Sri Lanka The British Replace the Dutch
In 1766 the Dutch had forced the Kandyans to sign a treaty,
which the Kandyans later considered so harsh that they
immediately began searching for foreign assistance in expelling
their foes. They approached the British in 1762, 1782, and 1795.
The first Kandyan missions failed, but in 1795, British
emissaries offered a draft treaty that would extend military aid
in return for control of the seacoast and a monopoly of the
cinnamon trade. The Kandyan king unsuccessfully sought better
terms, and the British managed to oust the Dutch without
significant help in 1796.
The Kandyans' search for foreign assistance against the Dutch
was a mistake because they simply replaced a relatively weak
master with a powerful one. Britain was emerging as the
unchallenged leader in the new age of the Industrial Revolution,
a time of technological invention, economic innovations, and
imperialist expansion. The nations that had launched the first
phase of European imperialism in Asia--the Portuguese and the
Dutch--had already exhausted themselves.
While peace negotiations were under way in Europe in 1796,
the British assumed Sri Lanka would eventually be restored to the
Dutch.
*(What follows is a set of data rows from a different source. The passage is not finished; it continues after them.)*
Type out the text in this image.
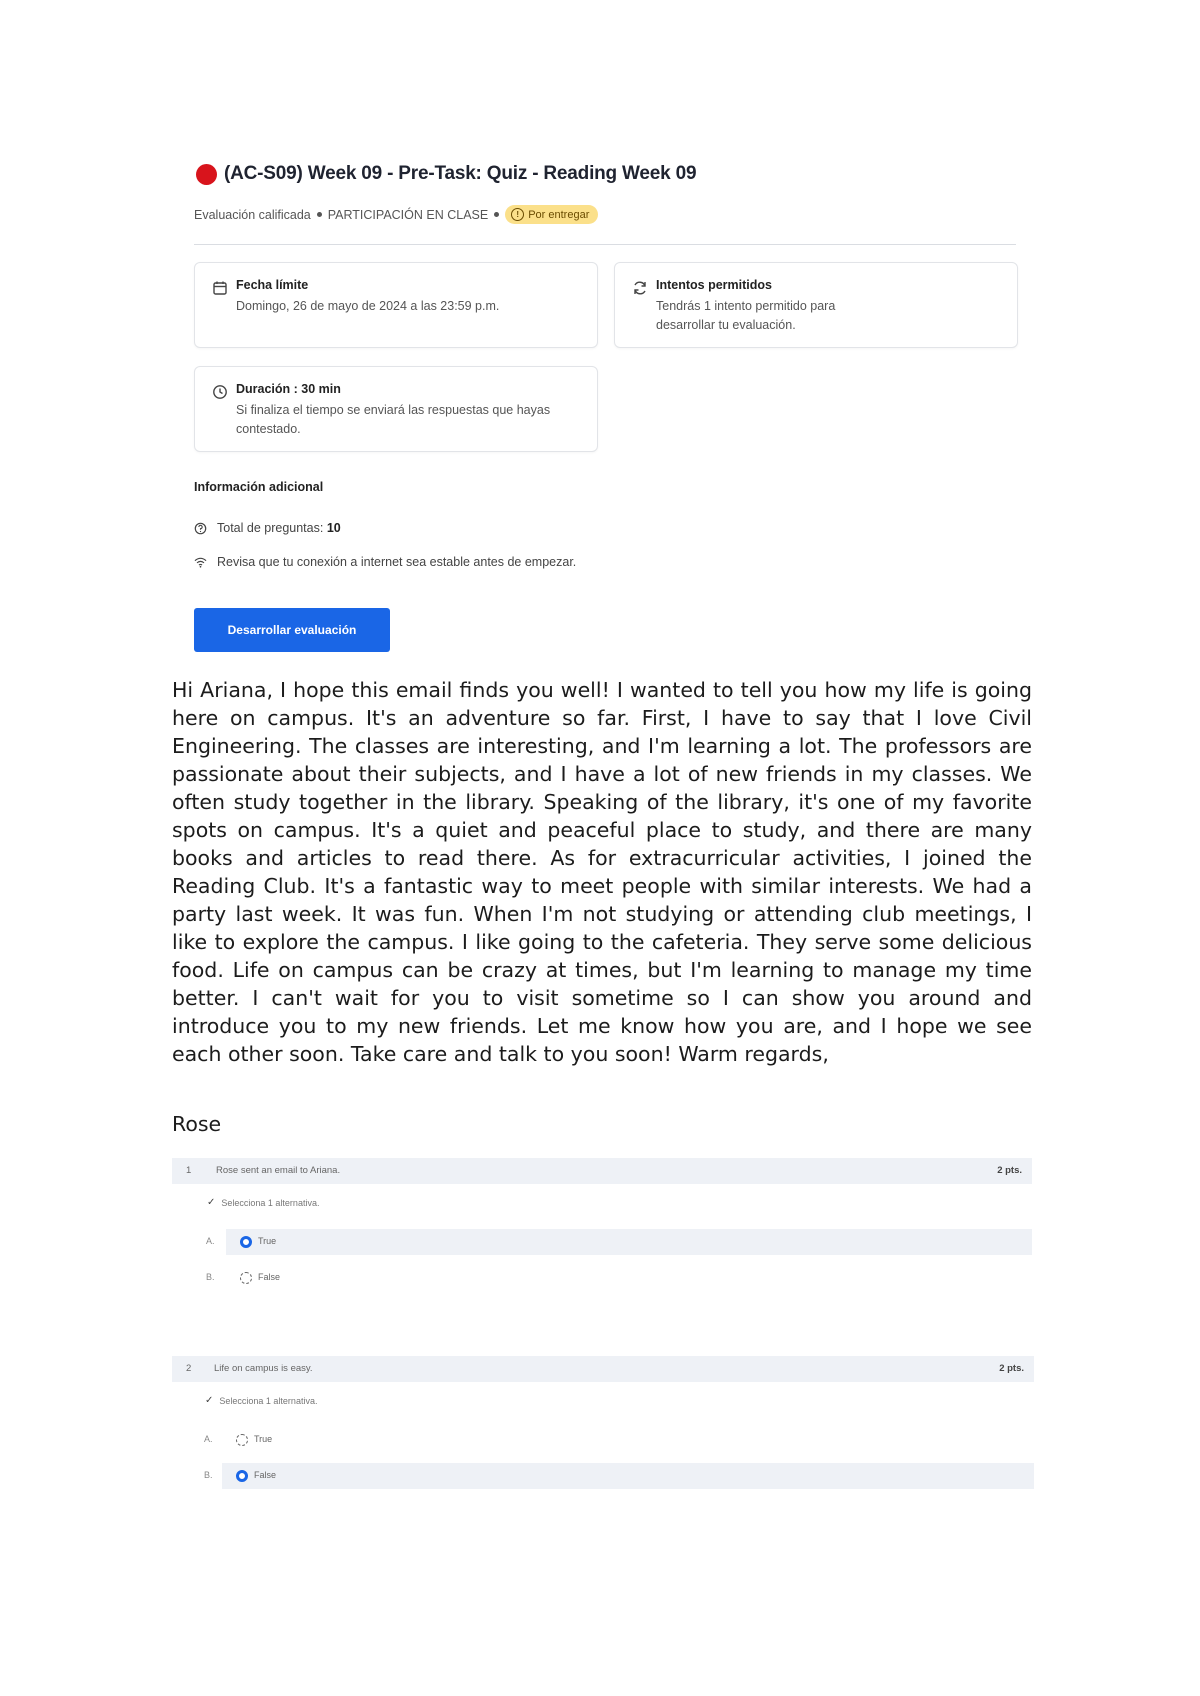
(AC-S09) Week 09 - Pre-Task: Quiz - Reading Week 09
Evaluación calificada PARTICIPACIÓN EN CLASE	! Por entregar
Fecha límite
Domingo, 26 de mayo de 2024 a las 23:59 p.m.
Intentos permitidos
Tendrás 1 intento permitido para desarrollar tu evaluación.
Duración : 30 min
Si finaliza el tiempo se enviará las respuestas que hayas contestado.
Información adicional
Total de preguntas: 10
Revisa que tu conexión a internet sea estable antes de empezar.
Desarrollar evaluación
Hi Ariana, I hope this email finds you well! I wanted to tell you how my life is going here on campus. It's an adventure so far. First, I have to say that I love Civil Engineering. The classes are interesting, and I'm learning a lot. The professors are passionate about their subjects, and I have a lot of new friends in my classes. We often study together in the library. Speaking of the library, it's one of my favorite spots on campus. It's a quiet and peaceful place to study, and there are many books and articles to read there. As for extracurricular activities, I joined the Reading Club. It's a fantastic way to meet people with similar interests. We had a party last week. It was fun. When I'm not studying or attending club meetings, I like to explore the campus. I like going to the cafeteria. They serve some delicious food. Life on campus can be crazy at times, but I'm learning to manage my time better. I can't wait for you to visit sometime so I can show you around and introduce you to my new friends. Let me know how you are, and I hope we see each other soon. Take care and talk to you soon! Warm regards,
Rose
1	Rose sent an email to Ariana.	2 pts.
✓ Selecciona 1 alternativa.
A.	True
B.	False
2 Life on campus is easy.	2 pts.
✓ Selecciona 1 alternativa.
A.	True
B.	False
By 1797 however, London had decided to retain the island
as a British possession. The government compelled the British
East India Company to share in the administration of the island
and guaranteed the company a monopoly of trade, especially the
moderately profitable--but no longer robust--cinnamon trade. The
governor of the island was responsible for law and order, but
financial and commercial matters were under the control of the
director of the East India Company. This system of "dual control"
lasted from 1798 to 1802. After the Dutch formally ceded the
island to the British in the 1801 Peace of Amiens, Sri Lanka
became Britain's first crown colony. Following Lord Nelson's
naval victory over the French at Trafalgar in 1805, British
superiority on the seas was unchallenged and provided new
security for the British colonies in Asia.
Once the British had established themselves in Sri Lanka,
they aggressively expanded their territorial possessions by a
combination of annexation and intervention, a policy that
paralleled the approach pursued by Lord Wellesley in India in the
early nineteenth century. This strategy directly threatened the
continued existence of the Kingdom of Kandy. Unrest at the
Kandyan court between a ruling dynasty of alien, southern Indian
antecedents and powerful, indigenous Sinhalese chieftains
provided opportunities for British interference. The intrigue of
the king's chief minister precipitated the first Kandyan war
(1803). With the minister's knowledge, a British force marched on
Kandy, but the force was ill prepared for such an ambitious
venture and its leaders were misinformed of the extent of the
king's unpopularity. The British expedition was at first
successful, but on the return march, it was plagued by disease,
and the garrison left behind was decimated. During the next
decade, no concerted attempt was made to take Kandy. But in 1815
the British had another opportunity. The king had antagonized
local Sinhalese chiefs and further alienated the Sinhalese people
by actions against Buddhist monks and temple property. In 1815,
the Kandyan rebels invited the British to intervene. The governor
quickly responded by sending a well-prepared force to Kandy; the
king fled with hardly a shot fired.
Kandyan headmen and the British signed a treaty known as the
Kandyan Convention in March 1815. The treaty decreed that the
Kandyan provinces be brought under British sovereignty and that
all the traditional privileges of the chiefs be maintained. The
Kingdom of Kandy was also to be governed according to its
customary Buddhist laws and institutions but would be under the
administration of a British "resident" at Kandy, who would, in
all but name, take the place of the monarch.
In general, the old system was allowed to continue, but its
future was bleak because of the great incongruity between the
principles on which the British administration was based and the
principles of the Kandyan hierarchy. Because the changes under
the treaty tended to diminish the power and influence of the
chiefs, the British introduced the new procedures with great
caution. The monks, in particular, resented the virtual
disappearance of the monarchy, which was their traditional source
of support. They also resented the monarchy's replacement by a
foreign and impartial government. Troubled by the corresponding
decline in their status, the monks began to stir up political and
religious discontent among the Kandyans almost immediately
following the British annexation. The popular and widespread
rebellion that followed was suppressed with great severity. When
hostilities ended in 1818, the British issued a proclamation that
brought the Kandyan provinces under closer control. British
agents usurped the powers and privileges of the chiefs and became
the arbitrators of provincial authority. Finally, the British
reduced the institutional privileges accorded Buddhism, in effect
placing the religion on an equal footing with other religions.
With the final British consolidation over Kandy, the country fell
under the control of a single power--for the first time since the
twelfth-century rule of Parakramabahu I and Nissankamalla.